Em bom português: mesmo não tendo muito a ver com o rock progressivo, que é mais chegado a essas praias, a “Ópera do Mané” é um álbum quase-conceitual. Entre guitarras, cavaquinhos e ritmos mais suingados, o Sambavesso vai descrevendo a história de Mané do Cavaco e seu filho, Maicon, na tentativa vã de viver de música no Brasil. O pai, malandro e músico de talento sem música alguma gravada, se engraça e cai nas graças da idealista de classe média que ele chama de Madame. Juntos, têm um monte de filhos, mas ela se cansa da vida de salário mínimo dele, aliada a boemia, jogatina e malandragens infrutíferas, e o deixa sozinho no barraco. Anos depois, um dos filhos de Mané, Maicon, tem acesso a uma velha fita cassete com as gravações do pai. Criado nas ruas ao som de samba, hip-hop e outros ritmos, ele assume a persona de Maicon Jacksom do Pandeiro e parte para o contra-ataque, apenas para se tornar mais uma peça no mercado musical que não tenta virar outro item na prateleira dos “one hit wonders”.

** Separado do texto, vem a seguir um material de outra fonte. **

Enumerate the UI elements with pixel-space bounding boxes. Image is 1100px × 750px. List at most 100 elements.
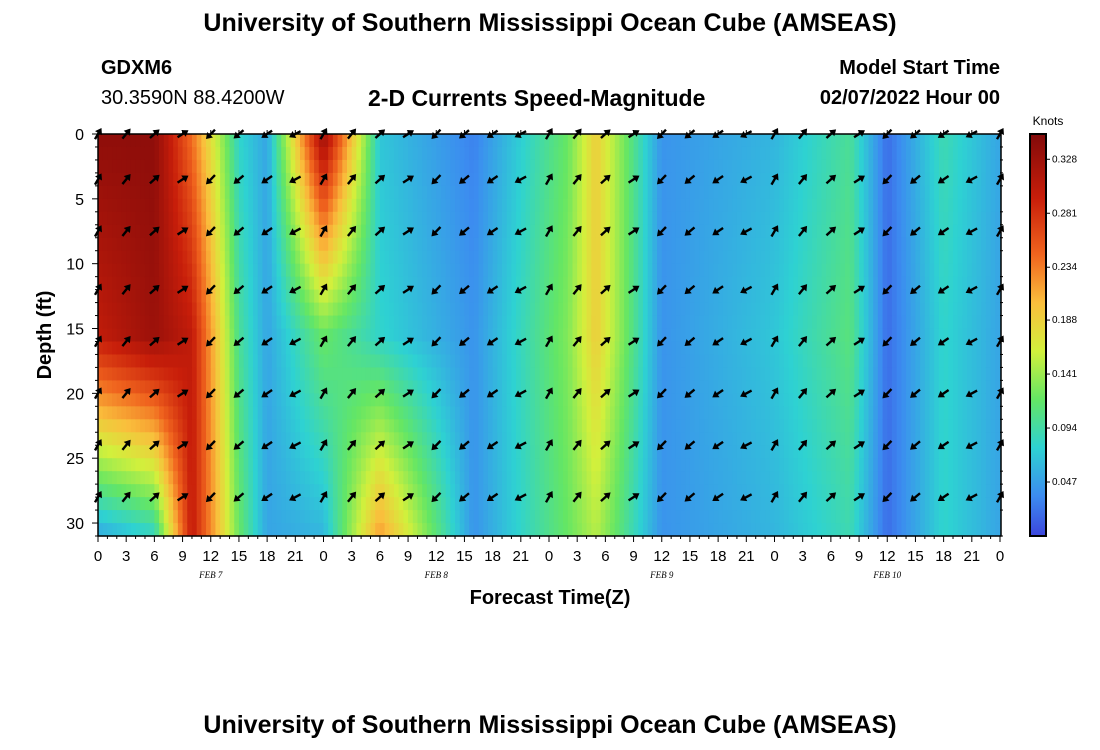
heatmap-cell bbox=[816, 393, 823, 407]
heatmap-cell bbox=[445, 497, 451, 511]
heatmap-cell bbox=[318, 341, 325, 356]
heatmap-cell bbox=[154, 315, 160, 330]
heatmap-cell bbox=[732, 432, 738, 446]
heatmap-cell bbox=[652, 393, 658, 407]
heatmap-cell bbox=[483, 315, 489, 330]
heatmap-cell bbox=[802, 341, 808, 356]
heatmap-cell bbox=[332, 237, 339, 252]
heatmap-cell bbox=[140, 198, 146, 213]
heatmap-cell bbox=[379, 419, 386, 433]
heatmap-cell bbox=[440, 354, 447, 369]
heatmap-cell bbox=[426, 224, 433, 239]
heatmap-cell bbox=[680, 523, 686, 537]
heatmap-cell bbox=[666, 367, 672, 381]
heatmap-cell bbox=[844, 484, 851, 498]
heatmap-cell bbox=[816, 445, 823, 459]
heatmap-cell bbox=[487, 510, 494, 524]
heatmap-cell bbox=[337, 354, 343, 369]
heatmap-cell bbox=[530, 458, 536, 472]
heatmap-cell bbox=[657, 276, 663, 291]
heatmap-cell bbox=[281, 458, 287, 472]
heatmap-cell bbox=[450, 432, 456, 446]
heatmap-cell bbox=[408, 315, 414, 330]
heatmap-cell bbox=[257, 393, 264, 407]
heatmap-cell bbox=[318, 354, 325, 369]
heatmap-cell bbox=[741, 458, 747, 472]
heatmap-cell bbox=[257, 315, 264, 330]
heatmap-cell bbox=[173, 458, 179, 472]
heatmap-cell bbox=[755, 510, 762, 524]
heatmap-cell bbox=[642, 393, 649, 407]
heatmap-cell bbox=[440, 432, 447, 446]
heatmap-cell bbox=[361, 484, 367, 498]
heatmap-cell bbox=[572, 146, 578, 161]
heatmap-cell bbox=[248, 185, 254, 200]
heatmap-cell bbox=[224, 263, 231, 278]
heatmap-cell bbox=[121, 224, 127, 239]
heatmap-cell bbox=[741, 315, 747, 330]
heatmap-cell bbox=[497, 224, 503, 239]
heatmap-cell bbox=[830, 393, 837, 407]
heatmap-cell bbox=[544, 419, 550, 433]
heatmap-cell bbox=[807, 471, 813, 485]
heatmap-cell bbox=[309, 172, 315, 187]
heatmap-cell bbox=[783, 146, 790, 161]
heatmap-cell bbox=[379, 484, 386, 498]
heatmap-cell bbox=[647, 315, 653, 330]
heatmap-cell bbox=[666, 185, 672, 200]
heatmap-cell bbox=[746, 185, 752, 200]
heatmap-cell bbox=[135, 510, 141, 524]
heatmap-cell bbox=[807, 497, 813, 511]
heatmap-cell bbox=[346, 471, 353, 485]
heatmap-cell bbox=[215, 458, 221, 472]
heatmap-cell bbox=[642, 172, 649, 187]
heatmap-cell bbox=[234, 510, 240, 524]
heatmap-cell bbox=[516, 276, 522, 291]
heatmap-cell bbox=[361, 523, 367, 537]
heatmap-cell bbox=[201, 237, 207, 252]
heatmap-cell bbox=[318, 185, 325, 200]
heatmap-cell bbox=[464, 523, 470, 537]
heatmap-cell bbox=[238, 497, 245, 511]
heatmap-cell bbox=[473, 185, 480, 200]
heatmap-cell bbox=[506, 211, 513, 226]
heatmap-cell bbox=[154, 250, 160, 265]
heatmap-cell bbox=[126, 211, 132, 226]
heatmap-cell bbox=[393, 302, 400, 317]
heatmap-cell bbox=[746, 211, 752, 226]
heatmap-cell bbox=[732, 185, 738, 200]
heatmap-cell bbox=[238, 380, 245, 394]
heatmap-cell bbox=[121, 458, 127, 472]
heatmap-cell bbox=[243, 134, 249, 148]
heatmap-cell bbox=[154, 393, 160, 407]
heatmap-cell bbox=[765, 250, 771, 265]
heatmap-cell bbox=[844, 289, 851, 304]
heatmap-cell bbox=[732, 471, 738, 485]
heatmap-cell bbox=[581, 497, 588, 511]
heatmap-cell bbox=[121, 198, 127, 213]
heatmap-cell bbox=[243, 510, 249, 524]
heatmap-cell bbox=[586, 302, 592, 317]
heatmap-cell bbox=[835, 341, 841, 356]
heatmap-cell bbox=[605, 263, 611, 278]
heatmap-cell bbox=[182, 523, 188, 537]
heatmap-cell bbox=[370, 134, 376, 148]
heatmap-cell bbox=[149, 198, 155, 213]
heatmap-cell bbox=[807, 341, 813, 356]
heatmap-cell bbox=[257, 510, 264, 524]
heatmap-cell bbox=[595, 315, 602, 330]
heatmap-cell bbox=[840, 341, 846, 356]
heatmap-cell bbox=[492, 419, 498, 433]
heatmap-cell bbox=[642, 367, 649, 381]
heatmap-cell bbox=[835, 146, 841, 161]
heatmap-cell bbox=[431, 159, 437, 174]
heatmap-cell bbox=[248, 510, 254, 524]
heatmap-cell bbox=[177, 263, 184, 278]
heatmap-cell bbox=[168, 276, 174, 291]
heatmap-cell bbox=[699, 406, 705, 420]
heatmap-cell bbox=[577, 198, 583, 213]
heatmap-cell bbox=[356, 393, 362, 407]
heatmap-cell bbox=[751, 445, 757, 459]
heatmap-cell bbox=[191, 445, 198, 459]
heatmap-cell bbox=[187, 302, 193, 317]
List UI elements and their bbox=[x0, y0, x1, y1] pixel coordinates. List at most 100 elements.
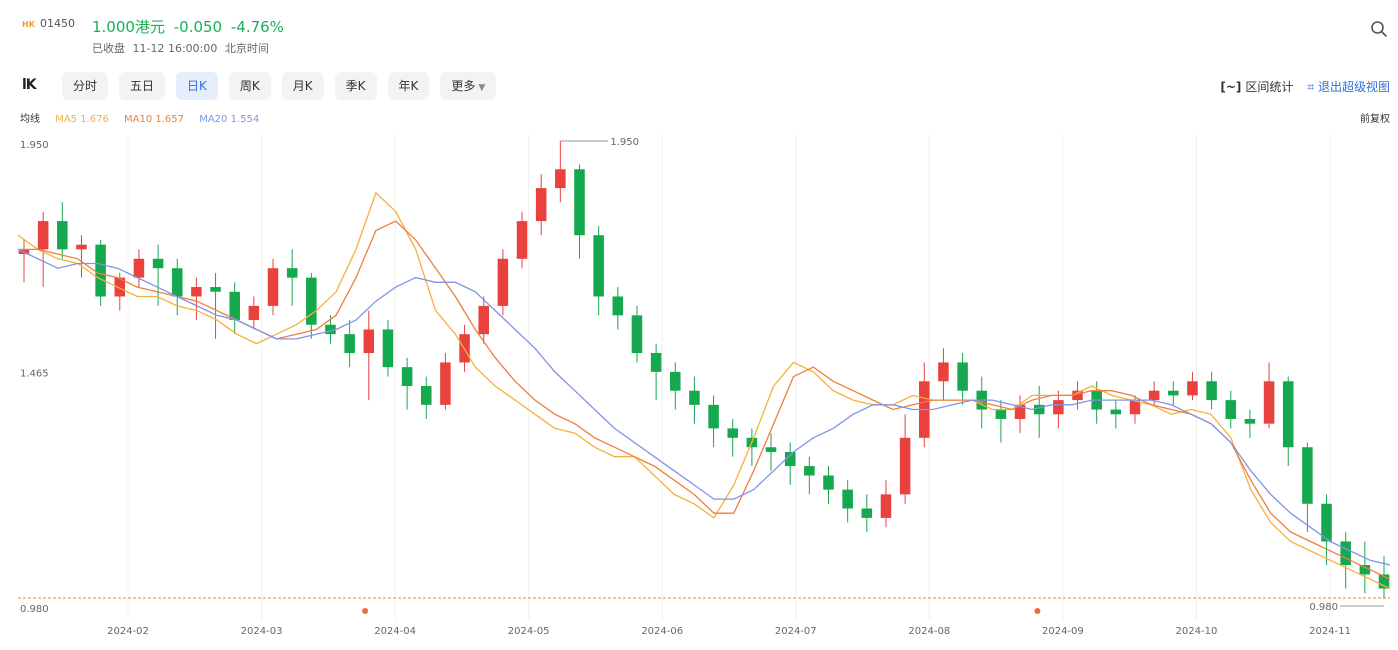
candle-body[interactable] bbox=[1378, 574, 1390, 589]
candle-body[interactable] bbox=[133, 258, 145, 278]
event-marker-dot[interactable] bbox=[1034, 608, 1041, 614]
candle-body[interactable] bbox=[823, 475, 834, 490]
candle-body[interactable] bbox=[325, 324, 336, 335]
candle-body[interactable] bbox=[938, 362, 949, 382]
candle-body[interactable] bbox=[689, 390, 700, 405]
x-tick-label: 2024-07 bbox=[775, 626, 817, 637]
price-change-pct: -4.76% bbox=[230, 18, 284, 36]
ma20-line bbox=[17, 248, 1391, 566]
status-timezone: 北京时间 bbox=[224, 42, 269, 55]
tab-intraday[interactable]: 分时 bbox=[62, 72, 109, 100]
candle-body[interactable] bbox=[631, 315, 643, 354]
candle-body[interactable] bbox=[497, 258, 509, 306]
candle-body[interactable] bbox=[95, 244, 106, 297]
candle-body[interactable] bbox=[76, 244, 87, 250]
candle-body[interactable] bbox=[899, 437, 911, 495]
candle-body[interactable] bbox=[880, 494, 892, 518]
search-icon[interactable] bbox=[1370, 20, 1388, 38]
candle-body[interactable] bbox=[248, 305, 260, 321]
candle-body[interactable] bbox=[1244, 418, 1256, 424]
tab-quarterly-k[interactable]: 季K bbox=[334, 72, 377, 100]
candle-body[interactable] bbox=[152, 258, 164, 269]
ma5-line bbox=[17, 191, 1391, 590]
candle-body[interactable] bbox=[957, 362, 968, 391]
candle-body[interactable] bbox=[670, 371, 681, 391]
candle-body[interactable] bbox=[267, 268, 279, 306]
candle-body[interactable] bbox=[306, 277, 317, 325]
tab-monthly-k[interactable]: 月K bbox=[281, 72, 324, 100]
range-stats-icon: [~] bbox=[1220, 80, 1242, 94]
candle-body[interactable] bbox=[708, 404, 719, 429]
candle-body[interactable] bbox=[401, 367, 413, 386]
candle-body[interactable] bbox=[1187, 381, 1198, 396]
tab-more-label: 更多 bbox=[451, 79, 476, 93]
candle-body[interactable] bbox=[535, 188, 547, 222]
candle-body[interactable] bbox=[57, 221, 68, 250]
x-tick-label: 2024-04 bbox=[374, 626, 416, 637]
candle-body[interactable] bbox=[229, 291, 240, 321]
candle-body[interactable] bbox=[1359, 565, 1371, 575]
candle-body[interactable] bbox=[1129, 400, 1141, 415]
candle-body[interactable] bbox=[842, 489, 853, 509]
candle-body[interactable] bbox=[804, 466, 815, 476]
ma20-value: MA20 1.554 bbox=[199, 114, 260, 125]
candle-body[interactable] bbox=[1053, 400, 1064, 415]
candle-body[interactable] bbox=[478, 305, 489, 335]
candle-body[interactable] bbox=[612, 296, 624, 316]
candle-body[interactable] bbox=[1206, 381, 1217, 401]
candle-body[interactable] bbox=[1110, 409, 1122, 415]
ma-legend: 均线 MA5 1.676 MA10 1.657 MA20 1.554 bbox=[20, 110, 271, 125]
exit-super-view-button[interactable]: ⌗ 退出超级视图 bbox=[1307, 80, 1390, 94]
x-tick-label: 2024-02 bbox=[107, 626, 149, 637]
range-stats-button[interactable]: [~] 区间统计 bbox=[1220, 80, 1293, 94]
event-marker-dot[interactable] bbox=[362, 608, 369, 614]
candle-body[interactable] bbox=[171, 268, 183, 297]
candle-body[interactable] bbox=[440, 362, 451, 405]
candle-body[interactable] bbox=[344, 334, 355, 354]
candle-body[interactable] bbox=[765, 447, 777, 452]
candle-body[interactable] bbox=[1282, 381, 1294, 448]
candle-body[interactable] bbox=[420, 385, 432, 405]
ma10-value: MA10 1.657 bbox=[124, 114, 185, 125]
candle-body[interactable] bbox=[555, 169, 566, 189]
candle-body[interactable] bbox=[210, 287, 221, 292]
candle-body[interactable] bbox=[1072, 390, 1083, 401]
x-tick-label: 2024-08 bbox=[908, 626, 950, 637]
candle-body[interactable] bbox=[727, 428, 738, 438]
x-tick-label: 2024-03 bbox=[241, 626, 283, 637]
candle-body[interactable] bbox=[1321, 503, 1332, 542]
candle-body[interactable] bbox=[861, 508, 873, 518]
candle-body[interactable] bbox=[574, 169, 585, 236]
tab-weekly-k[interactable]: 周K bbox=[228, 72, 271, 100]
candle-body[interactable] bbox=[593, 235, 604, 297]
tab-yearly-k[interactable]: 年K bbox=[387, 72, 430, 100]
tab-daily-k[interactable]: 日K bbox=[176, 72, 218, 100]
candle-body[interactable] bbox=[191, 287, 202, 297]
candle-body[interactable] bbox=[1302, 447, 1313, 504]
adjustment-mode[interactable]: 前复权 bbox=[1360, 114, 1390, 125]
candle-body[interactable] bbox=[37, 221, 49, 250]
candle-body[interactable] bbox=[1225, 400, 1237, 419]
candle-body[interactable] bbox=[363, 329, 375, 354]
candle-body[interactable] bbox=[1033, 404, 1045, 415]
tab-more[interactable]: 更多 ▼ bbox=[440, 72, 497, 100]
ma-legend-label: 均线 bbox=[20, 114, 40, 125]
candle-body[interactable] bbox=[995, 409, 1007, 419]
candle-body[interactable] bbox=[114, 277, 126, 297]
candle-body[interactable] bbox=[1263, 381, 1275, 424]
candle-body[interactable] bbox=[1148, 390, 1160, 401]
candle-body[interactable] bbox=[784, 451, 796, 467]
candle-body[interactable] bbox=[516, 221, 528, 259]
chevron-down-icon: ▼ bbox=[478, 83, 486, 93]
candle-body[interactable] bbox=[382, 329, 394, 368]
candle-body[interactable] bbox=[650, 353, 662, 372]
range-stats-label: 区间统计 bbox=[1245, 80, 1294, 94]
candle-body[interactable] bbox=[1014, 404, 1026, 419]
candle-body[interactable] bbox=[286, 268, 298, 278]
candle-body[interactable] bbox=[1340, 541, 1351, 566]
kline-logo-icon: lK bbox=[22, 77, 37, 93]
toolbar-right: [~] 区间统计 ⌗ 退出超级视图 bbox=[1220, 78, 1390, 95]
tab-five-day[interactable]: 五日 bbox=[119, 72, 166, 100]
candle-body[interactable] bbox=[1168, 390, 1179, 396]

O trabalho visual do álbum, de Fábio Martins Menino e Valéria Faria, complementa o conceito do disco, que ainda conta com o libreto de Edson guiando o ouvinte pela saga familiar. “O disco fala sobre a dificuldade de ser músico no Brasil, mas também é uma espetada na situação que vemos no país”, ressalta Ângelo. Em meio à história, entretanto, o quinteto garante que quem for ao Bar da Fábrica, neste sábado, não vai deixar de dançar ao som do Sambavesso.